Home, Sick Home

Daily Performance / Instant Composition 
100 Days

If the sound is an event, then the sound of the Xinwen Lianbo * (a daily news program produced by China Central Television, a state broadcast) is an ongoing event that happens every evening at 19:00 . It serves as the background voice of family dinner for 18 years. I wondered if the sound of this broadcast was just ambient for me or if its message subliminally influenced me. Is my attachment to the Chinese music I was exposed to growing up just a memory of the melodies? Or did the narrative of its lyrics and the emotions rendered by the songs also affect me? After 9 years away from home, when I heard these sound materials again in another country, another home, the nostalgic sounds and the alienated narratives made me realise that 'hometown' is a concept that lives in my memory, a place that I can never return to. And this also made me realise that the broadcast sound is always playing there, although I avoided turning it on and listening to it.

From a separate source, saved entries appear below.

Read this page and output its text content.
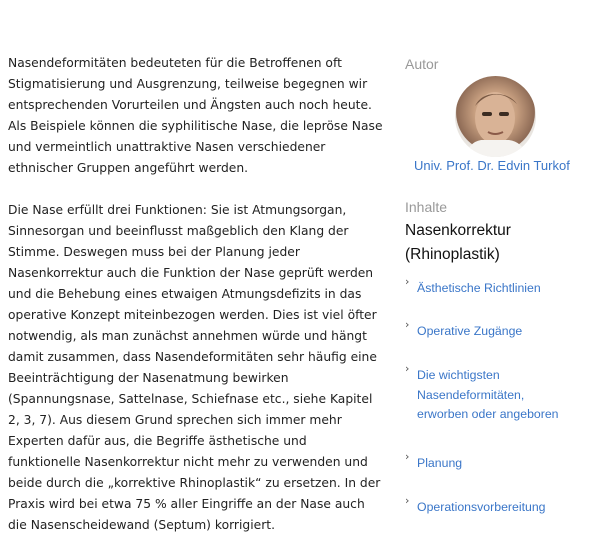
Nasendeformitäten bedeuteten für die Betroffenen oft Stigmatisierung und Ausgrenzung, teilweise begegnen wir entsprechenden Vorurteilen und Ängsten auch noch heute. Als Beispiele können die syphilitische Nase, die lepröse Nase und vermeintlich unattraktive Nasen verschiedener ethnischer Gruppen angeführt werden.

Die Nase erfüllt drei Funktionen: Sie ist Atmungsorgan, Sinnesorgan und beeinflusst maßgeblich den Klang der Stimme. Deswegen muss bei der Planung jeder Nasenkorrektur auch die Funktion der Nase geprüft werden und die Behebung eines etwaigen Atmungsdefizits in das operative Konzept miteinbezogen werden. Dies ist viel öfter notwendig, als man zunächst annehmen würde und hängt damit zusammen, dass Nasendeformitäten sehr häufig eine Beeinträchtigung der Nasenatmung bewirken (Spannungsnase, Sattelnase, Schiefnase etc., siehe Kapitel 2, 3, 7). Aus diesem Grund sprechen sich immer mehr Experten dafür aus, die Begriffe ästhetische und funktionelle Nasenkorrektur nicht mehr zu verwenden und beide durch die „korrektive Rhinoplastik“ zu ersetzen. In der Praxis wird bei etwa 75 % aller Eingriffe an der Nase auch die Nasenscheidewand (Septum) korrigiert.

Autor
Univ. Prof. Dr. Edvin Turkof
Inhalte
Nasenkorrektur (Rhinoplastik)
› Ästhetische Richtlinien
› Operative Zugänge
› Die wichtigsten Nasendeformitäten, erworben oder angeboren
› Planung
› Operationsvorbereitung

Sound is a medium of performance, Xinwen Lianbo is a form of performance by the state apparatus, and music is a form of performance by the artist in a specific environment. Do the individuals listening to the broadcast and music become a passive audience? Maybe we've also been performing our daily lives all along? At the very least, performing is a part of life. I always find out most of the actions we do in our daily life are in the grey zone of 'performing' and 'not performing.' What if I start to perform and choreograph my everyday life so that it is meant to be watched; what would it be like to make an action in this situation? 

I started the project Home, Sick Home in May of this year. I wrote a score for this 100 days performance, research and practice: I use a binaural microphone to make instant compositions through live recording of the broadcast, music, objects, conversation, and activities in the room. And compose the sound piece by live action: daily life activities, playing with the objects, turning on/off the sound source, controlling feedback effect on software, changing my position with the sound source to create spatial audio… Since every instance of the project follows a ‘no post editing allowed’ rule, it welcomes the unexpected sounds that occur when performing. One track per day, 100 tracks in total.

* Xinwen Lianbo is a mouthpiece for the party and the state. This program is used as a medium for the state to announce government announcements and meetings, commentaries on major economic and policy issues, and the activities of national leaders. It is the news source with the widest reach amongst China's large population, and so it provides the Party with the opportunity to influence the masses. Watching the bulletin has traditionally been ‘a national ritual at the family dinner table.’

The score, as a fixed system, pushes me to perform between different sound scenarios, just as my life has to react between different narratives. This project and I become a symbiosis, every one of my performative actions causes consequences in my daily life.

Every time I press the record button, I don't have complete control over all the sounds that will appear on the track. The sounds are created by intentional actions for composition purposes; they also come from necessary actions in my daily life; some are unexpected events; some are the propaganda on the broadcast. I'm not the only performer. Each time it's a collaborative performance with the state broadcast, the situation, and the other people present. So if you go through the whole project recordings, you will find that some tracks have a clear compositional trace, and some lean more towards field recordings. All the sounds, whether on the radio or in the environment, are so rich, both in the sense of their sonic qualities and implied information, that the only thing I should do is to open them up and let them come into my work. A tiny sound that happened when I was recording becomes a note registered in the composition.

From Home, Sick Home, I began to embrace living with my displacement, which opened up my awareness and understanding of dissonance and contradiction. Displacement is also the modality that this project operates on. Both the audience and I are displaced: from the cultural and political memory of the broadcast and from the intimate spaces of my daily activities. I hope this project can be a portal that blends isolated spaces: sonic, geographic, personal and public together and open up a new field in-between through performativity. These performative actions of daily life become the bridge between the elements I do not have control over: the unexpected environment sounds, the broadcast.

Listening back to all these tracks, some are very intimate, you can hear me breathing, the friction of my clothes, or a fly getting close to my ear. You will feel as if you are with me at that moment. But suddenly your listening experience becomes alienated because of the discordant overlapping and intense feedback loops. Home, Sick Home is obscure but figurative, the sonic space from state apparatus to a private room, from western public space to eastern music memory. I record the space, but also rearrange, reconstruct and recreate a new space through sounds.

I am listening, living, performing, practicing, and researching within this ‘in-between’.